I got my Christian Century (Feb. 08, 2011, pp. 10-12) in my mailbox tonight. I was reading it at Amy’s house, for Sue and I went there to eat. There is an article called Learning to Preach written by William H. Willimon, United Methodist bishop and teacher of preaching. He shared that when he was with the U.S. Army, he was forced to jump from a parachute tower. At the base of the tower, he explained to the sergeant that he was afraid of height. He got yelled at and being dragged up the stairs. Over the edge of the tower, he got pushed and fell down in a pile of sand. Then he said, “There, that wasn’t so bad after all.” Public speaking is not easy. Persuasion is no easy task. “Preaching is so difficult that no one can do it without being summoned. Few of us preachers mount a pulpit on Sunday morning because we are naturally good at it and enjoy mouthing off before a crowd.
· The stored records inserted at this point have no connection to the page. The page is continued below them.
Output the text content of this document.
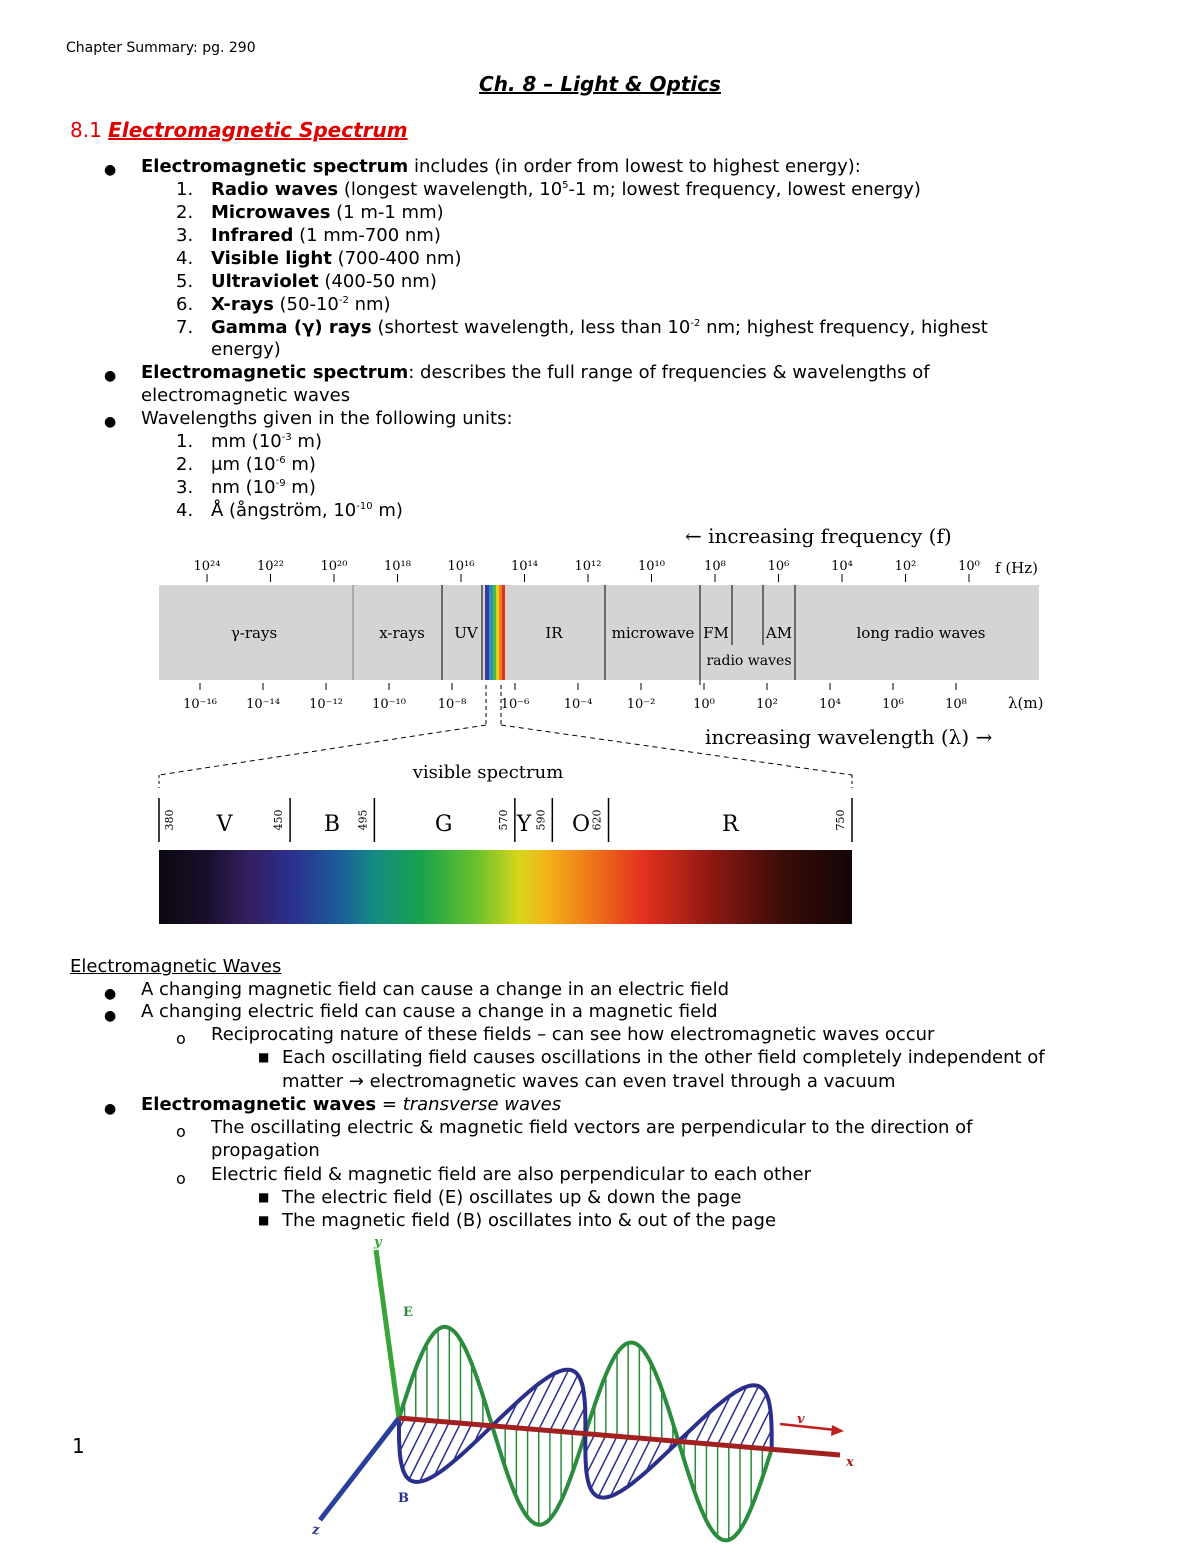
Chapter Summary: pg. 290
Ch. 8 – Light & Optics
8.1 Electromagnetic Spectrum
● Electromagnetic spectrum includes (in order from lowest to highest energy):
1. Radio waves (longest wavelength, $10^5-1$ m; lowest frequency, lowest energy)
2. Microwaves (1 m-1 mm)
3. Infrared (1 mm-700 nm)
4. Visible light (700-400 nm)
5. Ultraviolet (400-50 nm)
6. X-rays ($50-10^{-2}$ nm)
7. Gamma (γ) rays (shortest wavelength, less than $10^{-2}$ nm; highest frequency, highest
energy)
● Electromagnetic spectrum: describes the full range of frequencies & wavelengths of
electromagnetic waves
● Wavelengths given in the following units:
1. mm ($10^{-3}$ m)
2. μm ($10^{-6}$ m)
3. nm ($10^{-9}$ m)
4. Å (ångström, $10^{-10}$ m)
← increasing frequency (f)
increasing wavelength (λ) →
f (Hz)
λ(m)
γ-rays	x-rays UV	IR	microwave FM AM
radio waves
long radio waves
10²⁴	10²²	10²⁰	10¹⁸	10¹⁶	10¹⁴	10¹²	10¹⁰	10⁸	10⁶	10⁴	10²	10⁰
10⁻¹⁶ 10⁻¹⁴ 10⁻¹² 10⁻¹⁰ 10⁻⁸	10⁻⁶	10⁻⁴	10⁻²	10⁰	10²	10⁴	10⁶	10⁸
visible spectrum
380	450	495	570 590	620	750
V	B	G	Y O	R
Electromagnetic Waves
● A changing magnetic field can cause a change in an electric field
● A changing electric field can cause a change in a magnetic field
o Reciprocating nature of these fields – can see how electromagnetic waves occur
■ Each oscillating field causes oscillations in the other field completely independent of
matter → electromagnetic waves can even travel through a vacuum
● Electromagnetic waves = transverse waves
o The oscillating electric & magnetic field vectors are perpendicular to the direction of
propagation
o Electric field & magnetic field are also perpendicular to each other
■ The electric field (E) oscillates up & down the page
■ The magnetic field (B) oscillates into & out of the page
y
x
z
E
B
v
1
We got put there,” he said. But at the end of the day, “There, that wasn’t so bad after all.”
When he was a student at Yale Divinity School, he confessed to his professor: “I was self-conscious about my thick southern accent, which everyone in New Haven seemed compelled to note and ridicule." The professor said, “You can make good money in Texas with that accent.” He said he had no intention to preach in Texas. I can totally identify with his self-consciousness. I thought that that self-consciousness would go away someday. I now realize that there are certain things in life I need to live with instead of living without. I can’t preach without that self-consciousness. I either treat it as an enemy or Iearn to be friend with it. I choose the latter. My life experience enriches my preaching; my preaching life gives me an angle to understand my life. After each sermon, “There, that wasn’t so bad after all” echoes in my mind.
After the conversation, the professor lent him some tapes and said, “Listen to these, they are some of the greatest preachers of our time.” He spent the rest of the day to listen to these sermons and found out that all these preachers didn’t possess a great voice—“all of them had odd speech quirks and vocal weaknesses.” But they made him want to listen to them as if they had something very important to say to him. He thought: “I got the point: as in the Bible, God tends to call the ‘wrong’ people, without a surfeit of gifts, to do God’s work.” 2 Cor. 12:9—“…My power is made perfect in weakness.”
Since my resignation, here and there I’ve spent some time to think what my theological compulsion is under which I preach. In my study of John Calvin lately, I came across Rom. 10:14—“And how are they to hear without someone preaching?” It’s a simple verse that loads with intense theological implications.
I start to be friend with myself and my time. I start to be thankful for this precious period in life that I don’t have to live under any compulsion. It’s an art to live under this current condition, though.